Whether you’re busy weeding or lounging in the garden, nothing disturbs the calm serenity faster than a pesky mosquito buzzing around your head. You can always cover up with long sleeves and a hat or apply insect repellent, but there may be another way. Have you ever thought of adding some mosquito-repelling plants to your garden?
Oils found in certain types of plants, especially herbs, are natural mosquito deterrents—lemon balm, peppermint, catnip, rosemary, garlic and thyme—all of these will help keep your garden mosquito-free. Here is a list of six popular plants that have been proven to repel mosquitoes.
Lemon Balm (Melissa officinalis)
Also known as horsemint, this hardy perennial repels mosquitoes by giving off a strong, incense-like odour, similar to citronella grass. The smell, however, does not deter bees and butterflies. Lemon balm is extremely aggressive—it’s fast growing, drought resistant and reseeds itself easily. Try containing it in a planter that can be moved to a seating area when you want some relief from pesky mosquitoes.
Marigolds (Tagetes spp.)
As a popular annual, marigolds are always found in flower beds and containers during the summer months, but their mosquito-repelling ability hasn’t been widely advertised.

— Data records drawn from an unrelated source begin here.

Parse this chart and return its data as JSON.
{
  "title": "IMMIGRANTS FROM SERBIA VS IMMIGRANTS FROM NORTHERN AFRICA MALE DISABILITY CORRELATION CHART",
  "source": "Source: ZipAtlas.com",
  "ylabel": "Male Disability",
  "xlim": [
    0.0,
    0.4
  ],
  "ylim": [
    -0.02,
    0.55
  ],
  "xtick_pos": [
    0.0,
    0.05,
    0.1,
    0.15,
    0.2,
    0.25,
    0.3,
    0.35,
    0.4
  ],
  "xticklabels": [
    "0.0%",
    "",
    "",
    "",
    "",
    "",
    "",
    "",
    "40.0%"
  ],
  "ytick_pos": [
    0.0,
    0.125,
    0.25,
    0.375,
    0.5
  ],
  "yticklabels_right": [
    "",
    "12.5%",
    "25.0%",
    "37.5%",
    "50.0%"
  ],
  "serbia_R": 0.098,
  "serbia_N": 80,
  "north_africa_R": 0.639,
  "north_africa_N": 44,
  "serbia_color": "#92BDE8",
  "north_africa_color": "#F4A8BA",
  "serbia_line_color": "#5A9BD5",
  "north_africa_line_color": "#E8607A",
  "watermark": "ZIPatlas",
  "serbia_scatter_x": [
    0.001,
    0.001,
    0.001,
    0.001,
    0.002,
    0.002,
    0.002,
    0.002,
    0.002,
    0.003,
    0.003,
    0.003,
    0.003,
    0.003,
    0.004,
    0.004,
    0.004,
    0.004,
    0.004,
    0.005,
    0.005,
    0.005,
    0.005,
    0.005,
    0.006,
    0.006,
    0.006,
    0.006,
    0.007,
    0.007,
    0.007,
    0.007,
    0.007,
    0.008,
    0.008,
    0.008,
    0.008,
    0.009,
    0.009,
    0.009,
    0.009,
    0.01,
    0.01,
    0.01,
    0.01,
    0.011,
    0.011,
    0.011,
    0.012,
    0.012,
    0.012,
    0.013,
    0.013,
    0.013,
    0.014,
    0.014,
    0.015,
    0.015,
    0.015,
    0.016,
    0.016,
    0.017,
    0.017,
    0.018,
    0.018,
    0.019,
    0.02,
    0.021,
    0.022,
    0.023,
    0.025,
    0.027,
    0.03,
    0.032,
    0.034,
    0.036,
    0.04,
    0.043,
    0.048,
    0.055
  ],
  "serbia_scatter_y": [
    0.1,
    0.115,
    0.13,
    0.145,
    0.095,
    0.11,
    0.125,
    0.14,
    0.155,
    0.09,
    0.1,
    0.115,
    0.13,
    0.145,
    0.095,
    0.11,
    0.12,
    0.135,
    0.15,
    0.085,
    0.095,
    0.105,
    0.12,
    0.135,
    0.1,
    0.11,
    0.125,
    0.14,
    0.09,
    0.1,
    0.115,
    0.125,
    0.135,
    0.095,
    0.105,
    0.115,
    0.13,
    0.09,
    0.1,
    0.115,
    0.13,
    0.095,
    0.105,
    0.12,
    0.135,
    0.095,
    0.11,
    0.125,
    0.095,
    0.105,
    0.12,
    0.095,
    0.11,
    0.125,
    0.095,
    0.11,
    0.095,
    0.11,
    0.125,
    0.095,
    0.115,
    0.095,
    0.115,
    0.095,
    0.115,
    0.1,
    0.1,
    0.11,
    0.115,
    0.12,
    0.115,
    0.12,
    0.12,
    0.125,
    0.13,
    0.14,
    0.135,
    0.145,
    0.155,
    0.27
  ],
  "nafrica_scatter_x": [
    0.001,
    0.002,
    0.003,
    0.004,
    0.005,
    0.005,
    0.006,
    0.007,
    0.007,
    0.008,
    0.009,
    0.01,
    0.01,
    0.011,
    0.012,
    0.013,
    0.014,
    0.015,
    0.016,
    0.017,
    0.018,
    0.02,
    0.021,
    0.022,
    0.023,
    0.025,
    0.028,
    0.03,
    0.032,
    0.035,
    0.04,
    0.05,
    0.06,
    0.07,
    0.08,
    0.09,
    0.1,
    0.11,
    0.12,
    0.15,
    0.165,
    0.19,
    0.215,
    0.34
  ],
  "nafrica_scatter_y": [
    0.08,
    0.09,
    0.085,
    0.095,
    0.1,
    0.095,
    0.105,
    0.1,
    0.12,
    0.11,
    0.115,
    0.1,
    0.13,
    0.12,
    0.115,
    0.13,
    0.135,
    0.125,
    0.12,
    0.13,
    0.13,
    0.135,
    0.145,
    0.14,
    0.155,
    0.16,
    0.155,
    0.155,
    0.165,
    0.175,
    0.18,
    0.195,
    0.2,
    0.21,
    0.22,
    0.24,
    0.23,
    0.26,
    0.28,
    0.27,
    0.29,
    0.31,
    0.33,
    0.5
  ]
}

Many gardeners use them in the veggie garden to deter other insects, but as a mosquito repellent, marigolds are powerful. It’s not surprising since their distinct smell is unbearable to insects—and even some people.
Plant marigolds in containers as you normally would, but then place the containers anywhere in the garden where you want a mosquito-free zone.
Catnip (Nepeta cataria)
We all know that cats love catnip, but this perennial also has a quite a reputable history as a medicinal herb. One trait that this plant is less known for is its mosquito-repelling ability. The natural oil within the leaves has been proven to be ten times more effective than DEET at repelling mosquitoes. Plant catnip around your patio and deck, but remember while you’re repelling mosquitoes, you may be attracting a few of your feline neighbours.